Alors, voilà qu’il prononce des mots qui me foutent en boule, le Fervent.

— Vous allez dénouer cette situation, commissaire, vous interviendrez à temps, j’ai confiance !

Dis, il me draine avec sa confiance, l’Etincelant !

— Pauvre pomme ! explosé-je.
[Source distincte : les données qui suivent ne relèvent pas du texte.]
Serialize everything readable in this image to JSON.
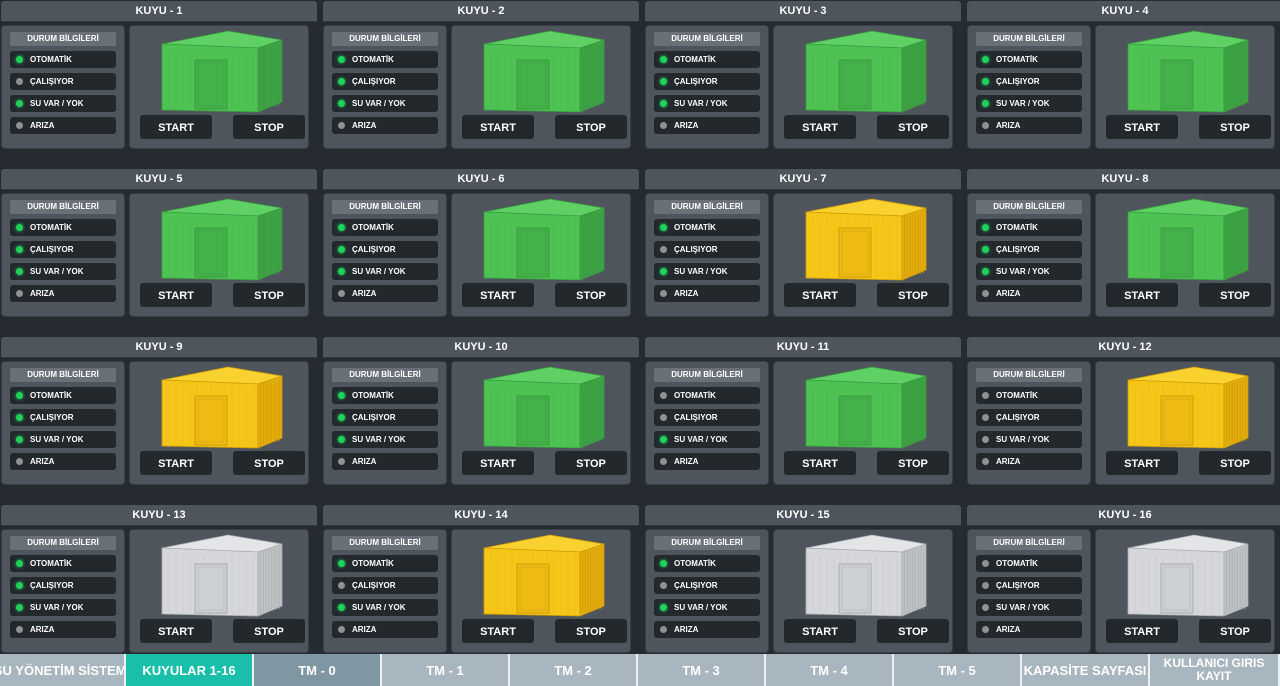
{
  "status_header": "DURUM BİLGİLERİ",
  "status_labels": [
    "OTOMATİK",
    "ÇALIŞIYOR",
    "SU VAR / YOK",
    "ARIZA"
  ],
  "buttons": {
    "start": "START",
    "stop": "STOP"
  },
  "colors": {
    "green": "#4ec353",
    "yellow": "#f5c518",
    "gray": "#d5d7d9",
    "led_on": "#1fd15a",
    "led_off": "#8d9296",
    "tab_active": "#19bfa8"
  },
  "wells": [
    {
      "title": "KUYU - 1",
      "color": "green",
      "leds": [
        true,
        false,
        true,
        false
      ]
    },
    {
      "title": "KUYU - 2",
      "color": "green",
      "leds": [
        true,
        true,
        true,
        false
      ]
    },
    {
      "title": "KUYU - 3",
      "color": "green",
      "leds": [
        true,
        true,
        true,
        false
      ]
    },
    {
      "title": "KUYU - 4",
      "color": "green",
      "leds": [
        true,
        true,
        true,
        false
      ]
    },
    {
      "title": "KUYU - 5",
      "color": "green",
      "leds": [
        true,
        true,
        true,
        false
      ]
    },
    {
      "title": "KUYU - 6",
      "color": "green",
      "leds": [
        true,
        true,
        true,
        false
      ]
    },
    {
      "title": "KUYU - 7",
      "color": "yellow",
      "leds": [
        true,
        false,
        true,
        false
      ]
    },
    {
      "title": "KUYU - 8",
      "color": "green",
      "leds": [
        true,
        true,
        true,
        false
      ]
    },
    {
      "title": "KUYU - 9",
      "color": "yellow",
      "leds": [
        true,
        true,
        true,
        false
      ]
    },
    {
      "title": "KUYU - 10",
      "color": "green",
      "leds": [
        true,
        true,
        true,
        false
      ]
    },
    {
      "title": "KUYU - 11",
      "color": "green",
      "leds": [
        false,
        false,
        true,
        false
      ]
    },
    {
      "title": "KUYU - 12",
      "color": "yellow",
      "leds": [
        false,
        false,
        false,
        false
      ]
    },
    {
      "title": "KUYU - 13",
      "color": "gray",
      "leds": [
        true,
        true,
        true,
        false
      ]
    },
    {
      "title": "KUYU - 14",
      "color": "yellow",
      "leds": [
        true,
        false,
        true,
        false
      ]
    },
    {
      "title": "KUYU - 15",
      "color": "gray",
      "leds": [
        true,
        false,
        true,
        false
      ]
    },
    {
      "title": "KUYU - 16",
      "color": "gray",
      "leds": [
        false,
        false,
        false,
        false
      ]
    }
  ],
  "nav": [
    {
      "label": "SU YÖNETİM SİSTEMİ",
      "state": "normal"
    },
    {
      "label": "KUYULAR 1-16",
      "state": "active"
    },
    {
      "label": "TM - 0",
      "state": "hover"
    },
    {
      "label": "TM - 1",
      "state": "normal"
    },
    {
      "label": "TM - 2",
      "state": "normal"
    },
    {
      "label": "TM - 3",
      "state": "normal"
    },
    {
      "label": "TM - 4",
      "state": "normal"
    },
    {
      "label": "TM - 5",
      "state": "normal"
    },
    {
      "label": "KAPASİTE SAYFASI",
      "state": "normal"
    },
    {
      "label": "KULLANICI GIRIS KAYIT",
      "state": "normal"
    }
  ]
}
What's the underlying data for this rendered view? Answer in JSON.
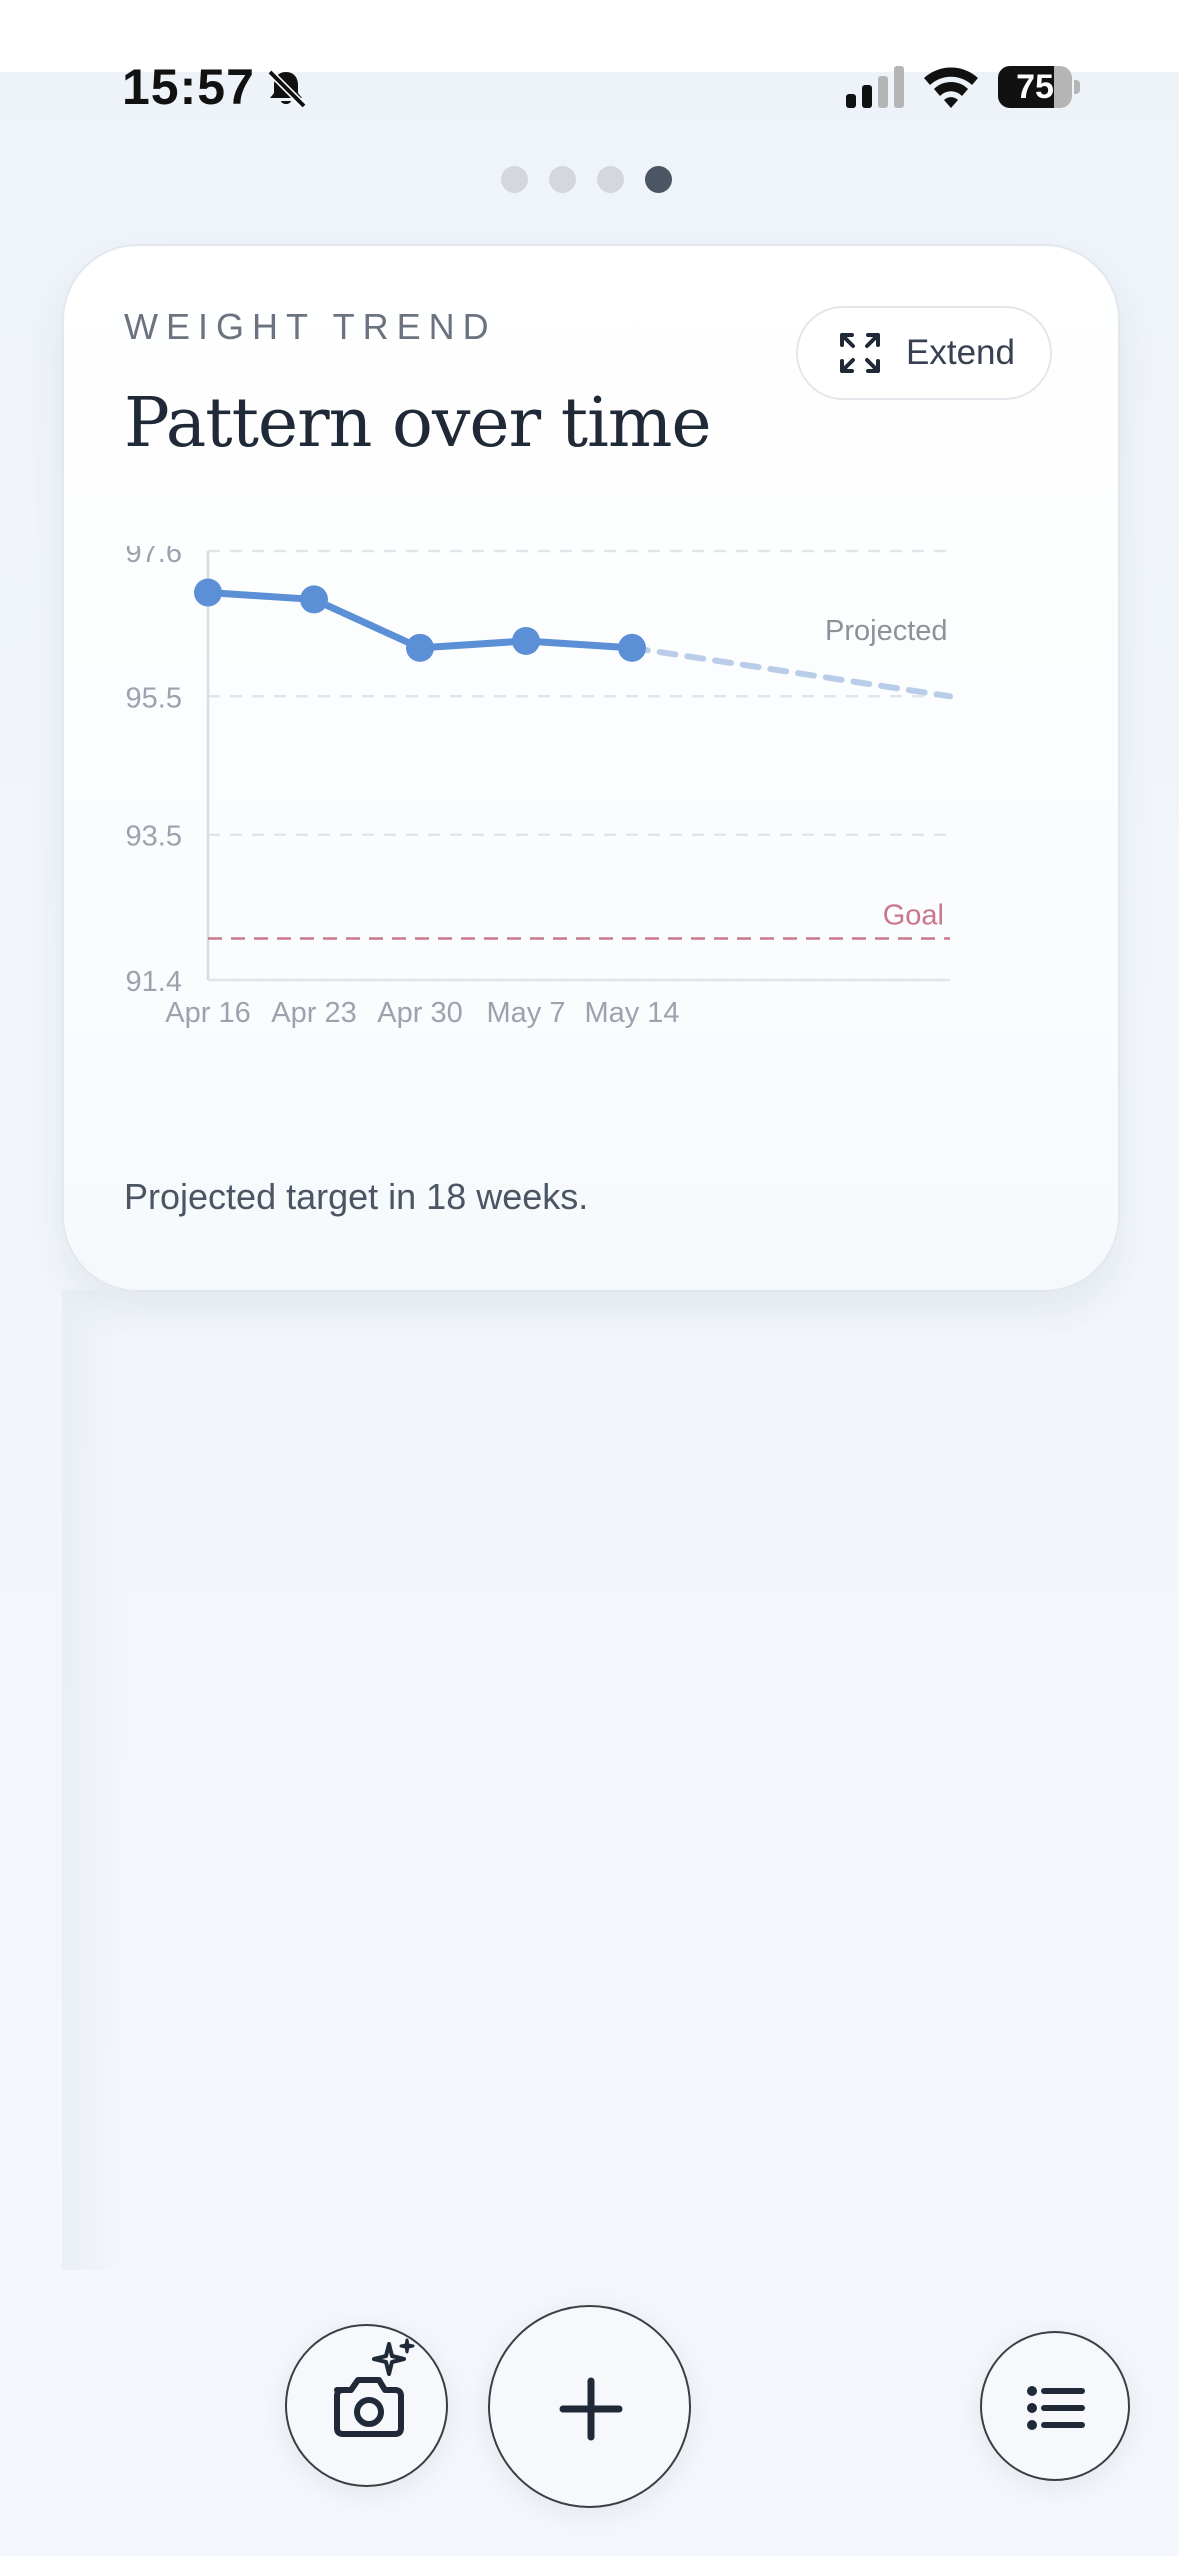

Tu me prends pour qui, pour Dieu le père ? L’enchanteur Merlin ? La fée Marjolaine ? Je ne suis qu’un enfoiré de bipède, mon vieux ! Un presque aveugle sans canne blanche, qui marche à tâtons ! Deux mois que je les ai perdus, nos potes ; t’entends, le Reproducteur intensif : perdus ! Comme on perd son mouchoir ! Et maintenant je sais que, dans quarante-huit heures, ils seront morts ! Et je suis infoutu de les retrouver ! Je cours sur les bords du Tibre comme une poule au bord d’une mare. Car j’ai plus rien à quoi m’accrocher, Fleur de Dévotion ! T’es là, plus beau qu’un incendie de pinède, à me mater comme si j’étais la « Dame Blanche » de Bernadette Soubirous. Eh ben ! je vais te faire une confidence, Glandu ! Ton commissaire San-Antonio, c’est du bidon, de la barbe à papa, un malentendu ! Ça tient pas la route ! Ça rouille sur catalogue ! C’est un pet de lapin dans les halliers ! Une buée de respiration de mouche à merde ! Une idée toute faite ! Commissaire pendant encore deux jours, ensuite, je démissionne ! T’imagines un commandant de barlu reprenant du service après avoir perdu son bateau et son équipage parce qu’il s’est bourré la gueule ? Je suis plus que dalle, amigo ! Je vire néfaste ! Jeteur de sorts mauvais !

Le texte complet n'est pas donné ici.